CORONA-MOOD

 

 

Leere, saubere, helle Straßen, glasklarer Himmel, die Luft von der Mittagssonne angewärmt, der Sand am Strand nur vom Wind berührt, das Meer ruhig und sanft... Corona-Stimmung. "Hat was. Aber mir ist es mit Menschen lieber.". Lilly findet die Stimmung zwar bezaubernd geheimnisvoll und beruhigt, aber auch ein wenig gespenstisch, wie ein Bild vom Mars oder Mond. "Was wäre diese Erde ohne uns Menschen?"

 

 

Sie stellt fest, dass die Menschheit derartig damit beschäftigt ist, ihre Spezies nicht nur zu erhalten und die Lebensbedingungen beständig zu verbessern, sondern auch damit, die Erde zu bewirtschaften, zu hegen und zu pflegen, und zu erforschen. "Was für ein fantastisches Dasein wir entwickelt haben durch ständiges Streben nach Verbesserungen.
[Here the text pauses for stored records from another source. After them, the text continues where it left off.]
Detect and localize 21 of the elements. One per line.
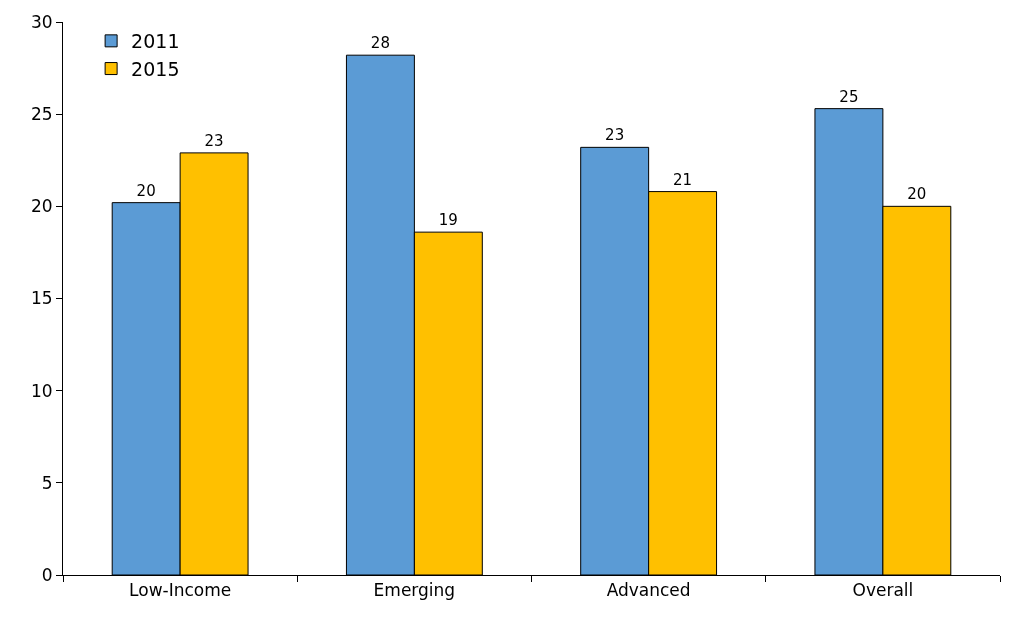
data-label: 19	[438, 211, 458, 230]
x-tick-label: Emerging	[373, 580, 456, 601]
data-label: 23	[204, 131, 224, 150]
y-tick-label: 30	[30, 11, 53, 32]
legend-label: 2011	[131, 30, 180, 53]
y-tick-label: 25	[30, 104, 53, 125]
y-tick-label: 0	[41, 564, 53, 585]
x-tick-label: Advanced	[606, 580, 691, 601]
y-tick-label: 20	[30, 196, 53, 217]
y-tick-label: 10	[30, 380, 53, 401]
y-tick-label: 5	[41, 472, 53, 493]
y-tick-label: 15	[30, 288, 53, 309]
data-label: 21	[673, 170, 693, 189]
data-label: 28	[370, 34, 390, 53]
data-label: 20	[136, 181, 156, 200]
x-tick-label: Low-Income	[129, 580, 232, 601]
data-label: 25	[839, 87, 859, 106]
data-label: 23	[605, 126, 625, 145]
data-label: 20	[907, 185, 927, 204]
legend-label: 2015	[131, 57, 180, 80]
x-tick-label: Overall	[852, 580, 914, 601]
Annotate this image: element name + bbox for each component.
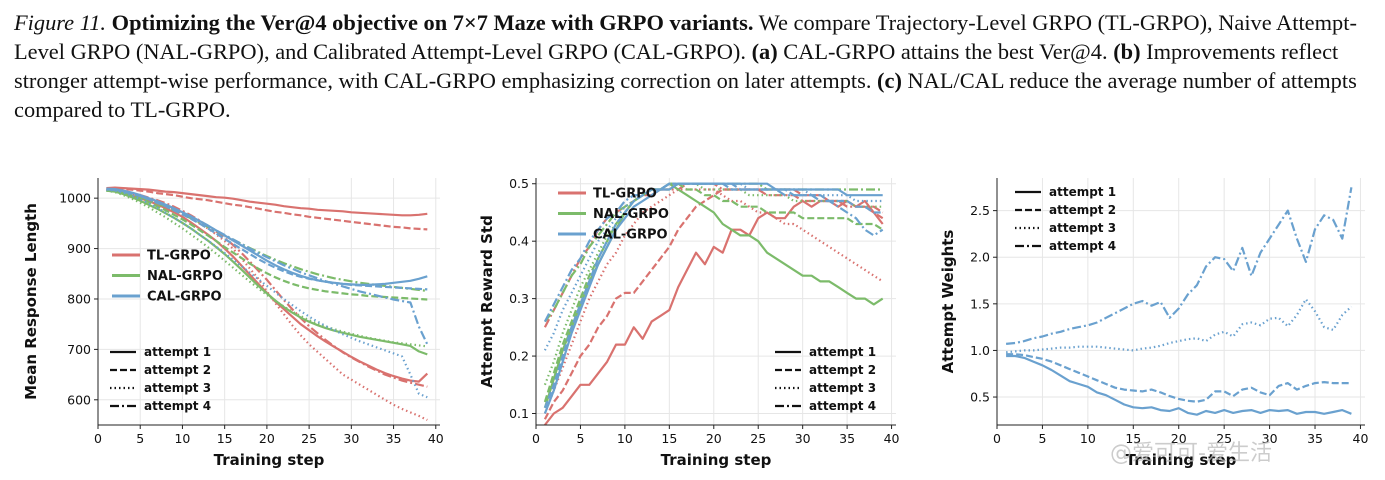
part-a-label: (a) (751, 39, 778, 64)
x-tick-label: 15 (217, 431, 233, 446)
x-tick-label: 35 (1307, 431, 1323, 446)
series-line-nal-grpo-attempt-2 (106, 189, 428, 301)
legend-label-attempt-2: attempt 2 (809, 363, 876, 377)
x-tick-label: 10 (174, 431, 190, 446)
x-tick-label: 15 (1125, 431, 1141, 446)
x-tick-label: 0 (94, 431, 102, 446)
part-b-text: Improvements reflect stronger attempt-wi… (14, 39, 1339, 93)
x-tick-label: 10 (1080, 431, 1096, 446)
x-tick-label: 20 (1171, 431, 1187, 446)
y-tick-label: 0.1 (509, 406, 529, 421)
y-tick-label: 800 (67, 291, 91, 306)
x-tick-label: 20 (706, 431, 722, 446)
legend-label-attempt-3: attempt 3 (809, 381, 876, 395)
part-a-text: CAL-GRPO attains the best Ver@4. (777, 39, 1108, 64)
legend-label-tl-grpo: TL-GRPO (147, 249, 211, 264)
caption-intro: We compare Trajectory-Level GRPO (TL-GRP… (14, 10, 1357, 64)
x-tick-label: 40 (428, 431, 444, 446)
legend-label-attempt-3: attempt 3 (1049, 221, 1116, 235)
panel-a-response-length: 0 5 10 15 20 25 30 35 40 600 700 800 900 1000 Training… (22, 178, 444, 469)
legend-label-nal-grpo: NAL-GRPO (147, 269, 223, 284)
y-tick-label: 0.5 (970, 390, 990, 405)
y-tick-label: 0.5 (509, 176, 529, 191)
x-tick-label: 15 (661, 431, 677, 446)
y-tick-label: 2.0 (970, 250, 990, 265)
y-axis-label: Attempt Reward Std (478, 215, 496, 388)
figure-title: Optimizing the Ver@4 objective on 7×7 Ma… (111, 10, 754, 35)
part-c-text: NAL/CAL reduce the average number of att… (14, 68, 1357, 122)
series-line-nal-grpo-attempt-1 (106, 189, 428, 356)
y-tick-label: 0.2 (509, 349, 529, 364)
legend-label-attempt-3: attempt 3 (144, 381, 211, 395)
series-line-cal-grpo-attempt-4 (1005, 187, 1353, 345)
x-tick-label: 35 (386, 431, 402, 446)
y-tick-label: 1000 (59, 191, 91, 206)
part-c-label: (c) (877, 68, 902, 93)
legend-label-attempt-1: attempt 1 (1049, 185, 1116, 199)
legend-label-attempt-2: attempt 2 (144, 363, 211, 377)
series-line-cal-grpo-attempt-1 (1006, 354, 1352, 416)
x-tick-label: 0 (532, 431, 540, 446)
figure-label: Figure 11. (14, 10, 107, 35)
series-line-cal-grpo-attempt-3 (543, 182, 883, 351)
x-tick-label: 40 (1353, 431, 1369, 446)
x-tick-label: 5 (1038, 431, 1046, 446)
y-axis-label: Attempt Weights (939, 230, 957, 374)
y-tick-label: 1.5 (970, 296, 990, 311)
series-line-nal-grpo-attempt-4 (544, 182, 883, 323)
x-tick-label: 40 (884, 431, 900, 446)
x-axis-label: Training step (661, 451, 772, 469)
x-tick-label: 0 (993, 431, 1001, 446)
x-tick-label: 25 (1216, 431, 1232, 446)
watermark: @爱可可-爱生活 (1110, 441, 1272, 466)
series-line-cal-grpo-attempt-4 (543, 182, 884, 323)
x-tick-label: 25 (301, 431, 317, 446)
x-tick-label: 30 (1262, 431, 1278, 446)
series-line-nal-grpo-attempt-3 (106, 189, 428, 348)
y-tick-label: 0.3 (509, 291, 529, 306)
legend-label-attempt-4: attempt 4 (809, 399, 876, 413)
x-axis-label: Training step (1126, 451, 1237, 469)
series-line-tl-grpo-attempt-2 (106, 187, 428, 231)
legend-label-attempt-4: attempt 4 (1049, 239, 1116, 253)
legend-label-nal-grpo: NAL-GRPO (593, 207, 669, 222)
legend-label-attempt-1: attempt 1 (809, 345, 876, 359)
x-tick-label: 30 (795, 431, 811, 446)
legend-label-attempt-1: attempt 1 (144, 345, 211, 359)
x-tick-label: 10 (617, 431, 633, 446)
part-b-label: (b) (1113, 39, 1141, 64)
series-line-tl-grpo-attempt-2 (543, 188, 884, 420)
y-axis-label: Mean Response Length (22, 203, 40, 400)
x-tick-label: 30 (343, 431, 359, 446)
y-tick-label: 2.5 (970, 203, 990, 218)
series-line-cal-grpo-attempt-3 (106, 188, 428, 399)
legend-label-attempt-2: attempt 2 (1049, 203, 1116, 217)
x-axis-label: Training step (214, 451, 325, 469)
panel-c-attempt-weights: 0 5 10 15 20 25 30 35 40 0.5 1.0 1.5 2.0 2.5 Training … (939, 178, 1368, 469)
series-line-tl-grpo-attempt-1 (106, 186, 428, 217)
y-tick-label: 1.0 (970, 343, 990, 358)
x-tick-label: 35 (839, 431, 855, 446)
legend-label-cal-grpo: CAL-GRPO (593, 228, 668, 243)
y-tick-label: 700 (67, 342, 91, 357)
x-tick-label: 5 (576, 431, 584, 446)
y-tick-label: 600 (67, 392, 91, 407)
x-tick-label: 5 (136, 431, 144, 446)
legend-label-tl-grpo: TL-GRPO (593, 187, 657, 202)
legend-label-cal-grpo: CAL-GRPO (147, 290, 222, 305)
panel-b-reward-std: 0 5 10 15 20 25 30 35 40 0.1 0.2 0.3 0.4 0.5 Training … (478, 176, 900, 469)
series-line-cal-grpo-attempt-2 (1006, 353, 1352, 403)
series-line-nal-grpo-attempt-3 (543, 182, 883, 386)
legend-label-attempt-4: attempt 4 (144, 399, 211, 413)
series-line-cal-grpo-attempt-4 (106, 188, 429, 345)
y-tick-label: 900 (67, 241, 91, 256)
figure-caption: Figure 11. Optimizing the Ver@4 objectiv… (14, 8, 1374, 124)
x-tick-label: 25 (750, 431, 766, 446)
x-tick-label: 20 (259, 431, 275, 446)
y-tick-label: 0.4 (509, 234, 529, 249)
Müsste man jetzt auf einem neuen Planeten nochmal von vorne beginnen, wäre das eine Herausforderung, zwar nicht über Jahrtausende, weil wir ja die technischen Errungenschaften schon erfunden und entwickelt haben, aber sicher schon noch mal ein Stück."

 

 

Sie genießt nicht nur die Natur, so wie sie derzeit vor ihr liegt, sondern auch die Verbindungen über Internet - ohne diese hervorragende Erfindung und natürlich auch das Gesichtsbuch, würde sie aus der Haut fahren. Man kann schon mal den Einsamkeits-Koller bekommen, wenn niemand zuhause ist zum Plaudern und Planen. Kommunikation, Gedankenaustausch, Informationen weitergeben oder bekommen und einfach Witze schnacken ist ihr schon sehr wichtig. 

 

"Muss am Sternzeichen liegen.", bestätigt sie sich ihre geistigen und verbalen hyperaktiven Tätigkeiten. "Wenn man Wissen und News trinken könnte, wäre ich jeden Tag am Limit.". Sie überlegt, was ihr Sohn für Astro-Zeichen ist und der Schütze will aktiv sein und am liebsten reisen und erobern. Sie guckt ins Jugend-Zimmer und trifft niemand an. "Ist wohl auf Entdecker-Tour.", freut sie sich und ist aber auch besorgt, wo und vor allem mit wem, er im Corona-Mood, herumspaziert.

 

 

Immer wieder liest sie, man muss die Jugendlichen zähmen und zuhause behalten, was ja nicht so ganz stimmt, denn spazieren, joggen oder einkaufen, oder sein anstehender Arztbesuch dürfen sein, doch wird es schwierig draußen zu kontrollieren, ob genügend Abstand eingehalten wird. Natürlich wünschen es sich alle, dass die Vernunft siegt, doch gerade in der jugendlichen Rebellion, wo jeder Tag Gegenteil-Tag ist, sie nur darauf warten, dass man seine Sorgen zeigt, und dann sofort darauf anspringen - nur leider verkehrt herum - ist es so gut wie unmöglich, einen pubertierenden Dickkopf zu bändigen. Sportlichere Typen haben es sicher leichter - rein in die Sneaker und schauen, wie weit man in 50 Minuten Laufzeit kommt.

 

 

Sie beobachtet ihr Fahrzeug, dass sie ausnahmsweise in diesem Ausnahmezustand direkt vorm Eingangstor geparkt hat. "Tee trinken und ruhig bleiben.", sagt sich Lilly vor immer wieder, in der Hoffnung, dass ihrem Kind und allen anderen eine Infektion mit schwerem Verlauf erspart bleiben.